Think of dieting. How I treat diet is a way of life. I don’t treat it as a fad. So for me, staying away from cookies or cake is easy. Because I try to eat well for at least 320 days of the 365 days in a year, so I’m ok to indulge in some savoury sweets or a cheat meals every so often. But it’s usually easy for me to steer clear of them.
If you are finding your day is getting out of control because of email, for example, and preventing real work, he suggests to close your Email while you do so, eliminating distraction. If your homepage when you open up your browser is Facebook or CNN, maybe change that and simply make it the Google homepage so you don’t lose time.
He ended Principle 6 by discussing a topic near and dear to many of us, the love/hate we have with exercise. He wanted to get into exercise and make it part of his life.
If you have a workout plan for the next day, take out your gym clothes the night before, prepare your breakfast shake the night before, you have no excuse not to go, because you just removed potential excuses (what should I wear to the gym? What should I work on?). For Achor, you know what he did? He actually slept in his gym clothes, so he would have no excuse to head to the gym once his alarm went off. He just had to put his gym shoes on and head out the door. What are your barriers to exercise? Can you eliminate them?
Rules are also very important, especially at the start of a new habit, or a habit you’re trying to change.
The key to “permanent, positive change is to create habits that automatically pay dividends, without continued effort or extensive reserves of willpower. The key to creating these habits,” writes Achor, “is ritual, repeated practice.”
It’s similar to reading a book, and not implementing what you’ve read to change some behaviour you want to change. The important thing is to “identify the activation energy – the time, the choices, the mental and physical effort they require, and then reduce it.”
Principle 7: Social Investment
Working things out alone is what many of us do. Heck, I do it all to well. But recently, I’ve tried to change. While I mentor a few people, I rarely asked someone to be my mentor, or for advice. That changed about 12 months ago, and soon I will hire an executive leadership coach. At a certain point, you can’t go at this alone if you want to be a true success or a better human. I now know that.
Principle 7 is about how important it is that when the going gets tough, hang on tight to your social circle.
Social investment is important. More than you think. Studies link happiness to social circles. The more alone someone is, the more unhappy they are. Makes sense, right? Studies even link lack of social support to high blood pressure. So think about how companies can help make sure people talk with each other during the day, as it can help reduce health care and insurance costs (a strategically placed coffee machine, or a cafeteria can help). They don’t have to always be deep connections. I know when I’m at the gym, I always feel a bit better after talking to someone (albeit briefly, since I’m there to workout), or when someone asks if you’re done with the bench. It can help give you that bounce in your step, or wake you up when it’s early in the morning and your trying to lift weights.

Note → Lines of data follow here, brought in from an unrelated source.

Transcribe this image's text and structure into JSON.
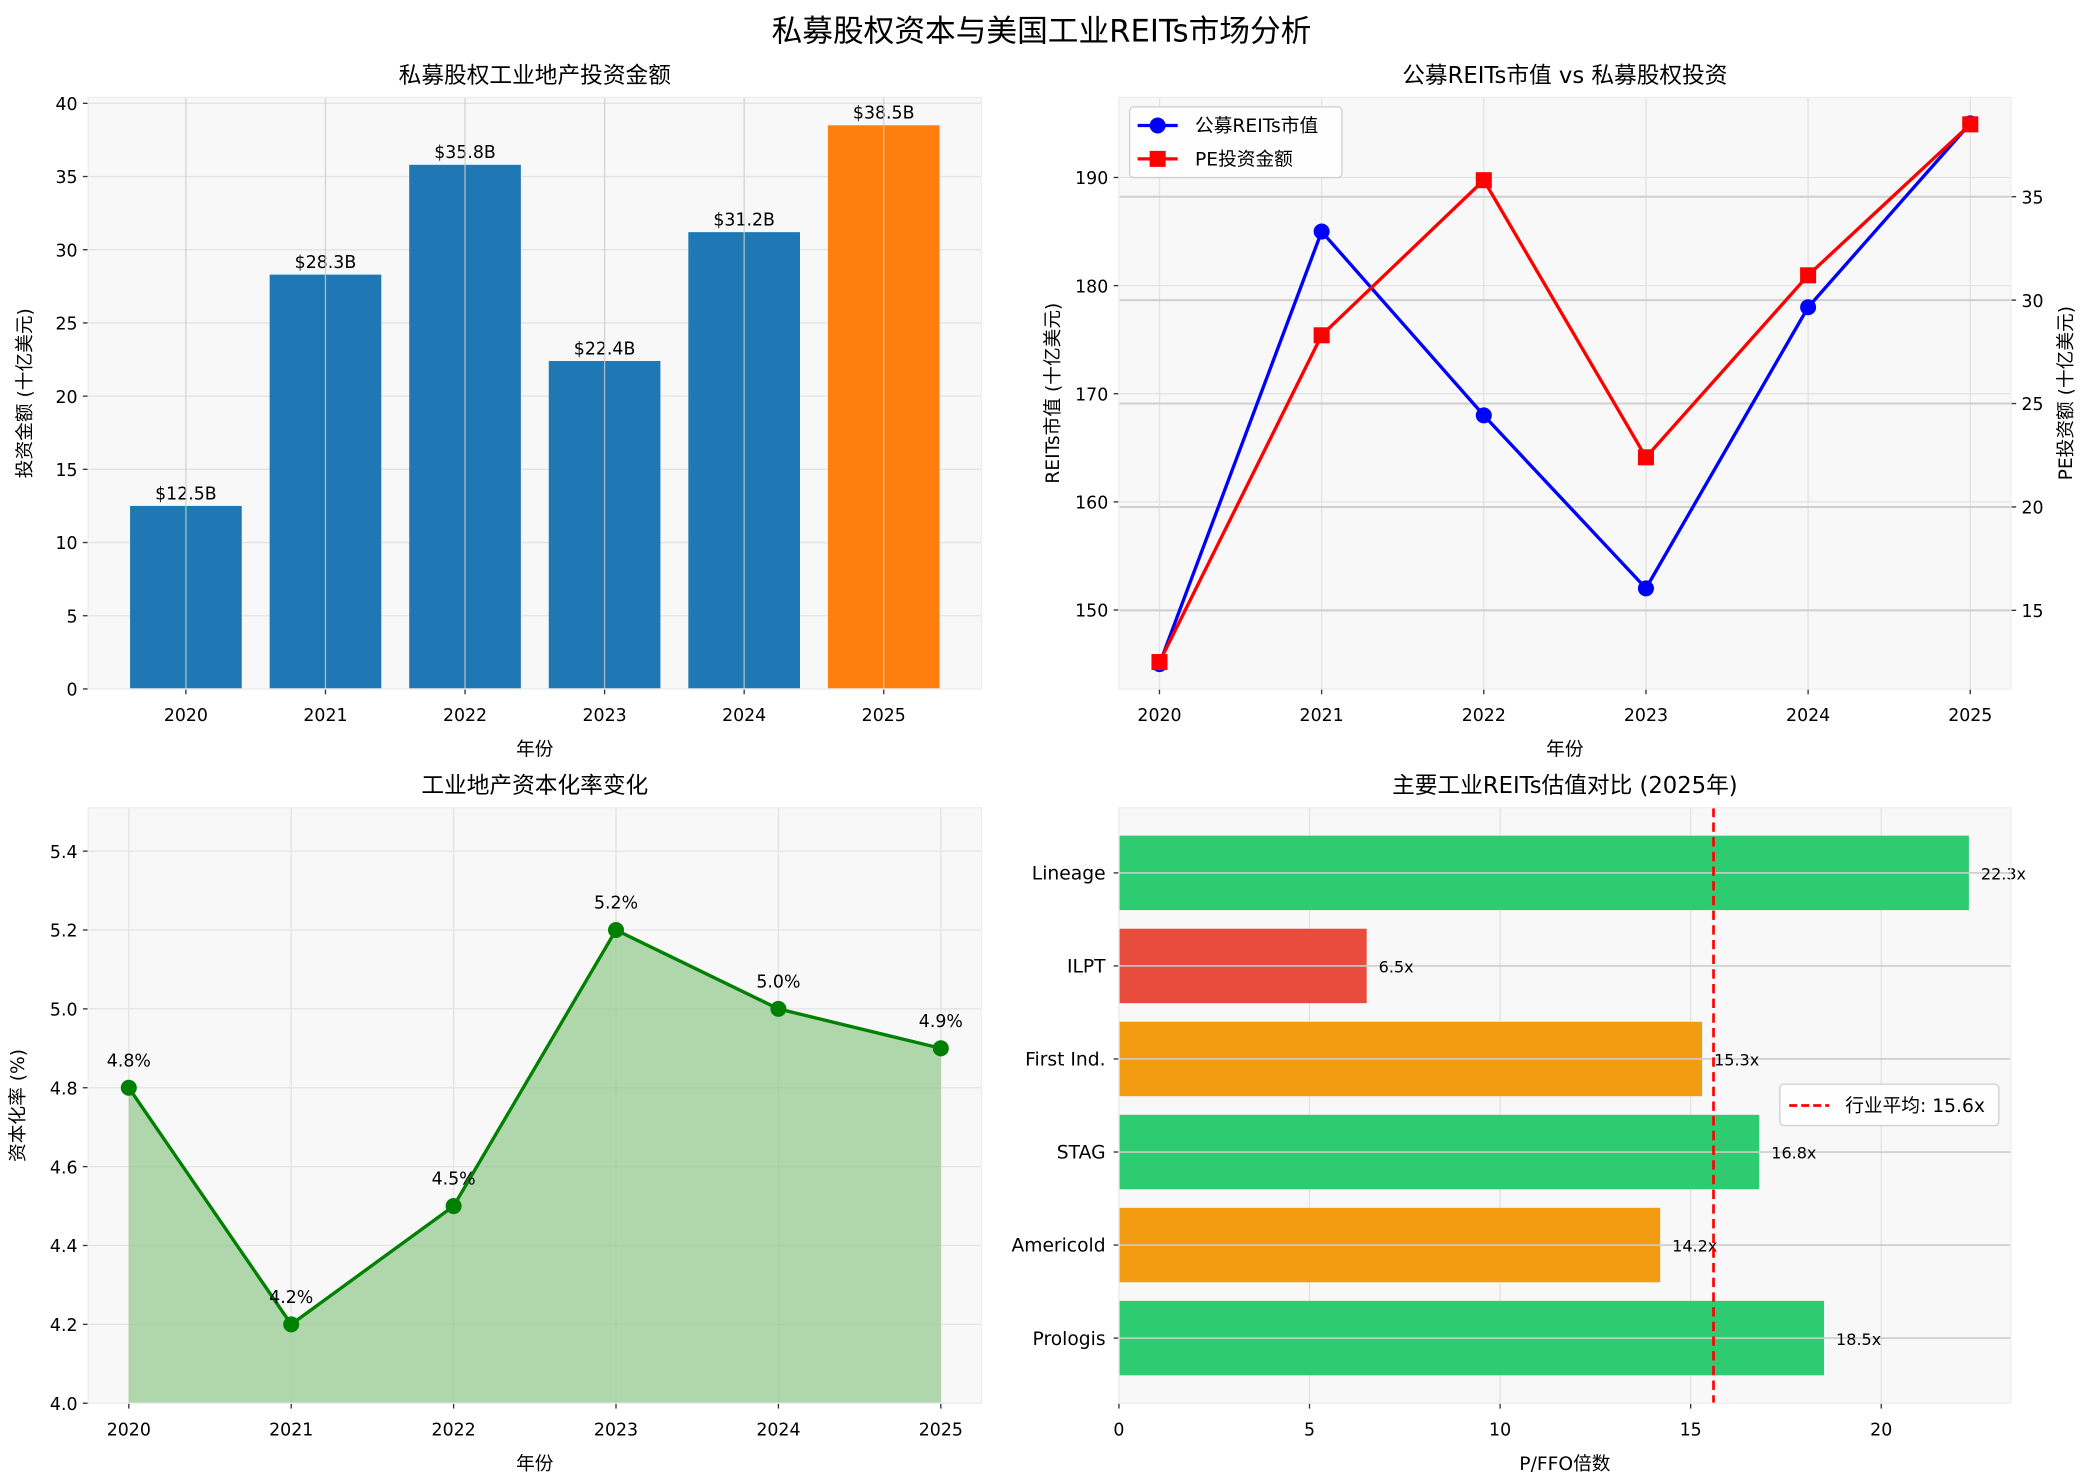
{
  "suptitle": "私募股权资本与美国工业REITs市场分析",
  "chart_data": [
    {
      "type": "bar",
      "title": "私募股权工业地产投资金额",
      "xlabel": "年份",
      "ylabel": "投资金额 (十亿美元)",
      "categories": [
        "2020",
        "2021",
        "2022",
        "2023",
        "2024",
        "2025"
      ],
      "values": [
        12.5,
        28.3,
        35.8,
        22.4,
        31.2,
        38.5
      ],
      "data_labels": [
        "$12.5B",
        "$28.3B",
        "$35.8B",
        "$22.4B",
        "$31.2B",
        "$38.5B"
      ],
      "colors": [
        "#1f77b4",
        "#1f77b4",
        "#1f77b4",
        "#1f77b4",
        "#1f77b4",
        "#ff7f0e"
      ],
      "ylim": [
        0,
        40.4
      ],
      "yticks": [
        0,
        5,
        10,
        15,
        20,
        25,
        30,
        35,
        40
      ],
      "grid": true
    },
    {
      "type": "line",
      "title": "公募REITs市值 vs 私募股权投资",
      "xlabel": "年份",
      "ylabel": "REITs市值 (十亿美元)",
      "ylabel_right": "PE投资额 (十亿美元)",
      "x": [
        "2020",
        "2021",
        "2022",
        "2023",
        "2024",
        "2025"
      ],
      "series": [
        {
          "name": "公募REITs市值",
          "axis": "left",
          "color": "#0000ff",
          "marker": "circle",
          "values": [
            145,
            185,
            168,
            152,
            178,
            195
          ]
        },
        {
          "name": "PE投资金额",
          "axis": "right",
          "color": "#ff0000",
          "marker": "square",
          "values": [
            12.5,
            28.3,
            35.8,
            22.4,
            31.2,
            38.5
          ]
        }
      ],
      "ylim": [
        142.7,
        197.4
      ],
      "yticks": [
        150,
        160,
        170,
        180,
        190
      ],
      "ylim_right": [
        11.2,
        39.8
      ],
      "yticks_right": [
        15,
        20,
        25,
        30,
        35
      ],
      "legend": "top-left",
      "grid": true
    },
    {
      "type": "area",
      "title": "工业地产资本化率变化",
      "xlabel": "年份",
      "ylabel": "资本化率 (%)",
      "x": [
        "2020",
        "2021",
        "2022",
        "2023",
        "2024",
        "2025"
      ],
      "values": [
        4.8,
        4.2,
        4.5,
        5.2,
        5.0,
        4.9
      ],
      "data_labels": [
        "4.8%",
        "4.2%",
        "4.5%",
        "5.2%",
        "5.0%",
        "4.9%"
      ],
      "color": "#008000",
      "fill_color": "#90c98a",
      "ylim": [
        4.0,
        5.51
      ],
      "yticks": [
        "4.0",
        "4.2",
        "4.4",
        "4.6",
        "4.8",
        "5.0",
        "5.2",
        "5.4"
      ],
      "grid": true
    },
    {
      "type": "barh",
      "title": "主要工业REITs估值对比 (2025年)",
      "xlabel": "P/FFO倍数",
      "categories": [
        "Prologis",
        "Americold",
        "STAG",
        "First Ind.",
        "ILPT",
        "Lineage"
      ],
      "values": [
        18.5,
        14.2,
        16.8,
        15.3,
        6.5,
        22.3
      ],
      "data_labels": [
        "18.5x",
        "14.2x",
        "16.8x",
        "15.3x",
        "6.5x",
        "22.3x"
      ],
      "colors": [
        "#2ecc71",
        "#f39c12",
        "#2ecc71",
        "#f39c12",
        "#e74c3c",
        "#2ecc71"
      ],
      "reference_line": {
        "value": 15.6,
        "label": "行业平均: 15.6x",
        "color": "#ff0000",
        "style": "dashed"
      },
      "xlim": [
        0,
        23.4
      ],
      "xticks": [
        0,
        5,
        10,
        15,
        20
      ],
      "legend": "center-right",
      "grid": true
    }
  ]
}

But when we’re dealing with a tough issue or challenge, we tend to try to go at it alone.
“Individuals who invest in their social support systems are simply better equipped to thrive in even the most difficult circumstances, while those who withdraw from the people around them effectively cut off every line of protection they have available, at the very moment they need them most.”
Researchers have also linked how social bonds were predictive of things like income and career advancement, as well as career success.
I love the last line of this chapter by Achor – it sums it up beautifully: “And in everyday life, both at work and at home, our social support can prove the difference between succumbing to the cult of the average and achieving our fullest potential.”
As leaders, and good humans, we have the duty to ensure we foster social connectedness, and not inhibit it. If you’re team is chatting respectfully or laughing in the hallway, don’t stop them – encourage it.
We all need more happiness in our lives – let’s make it our advantage.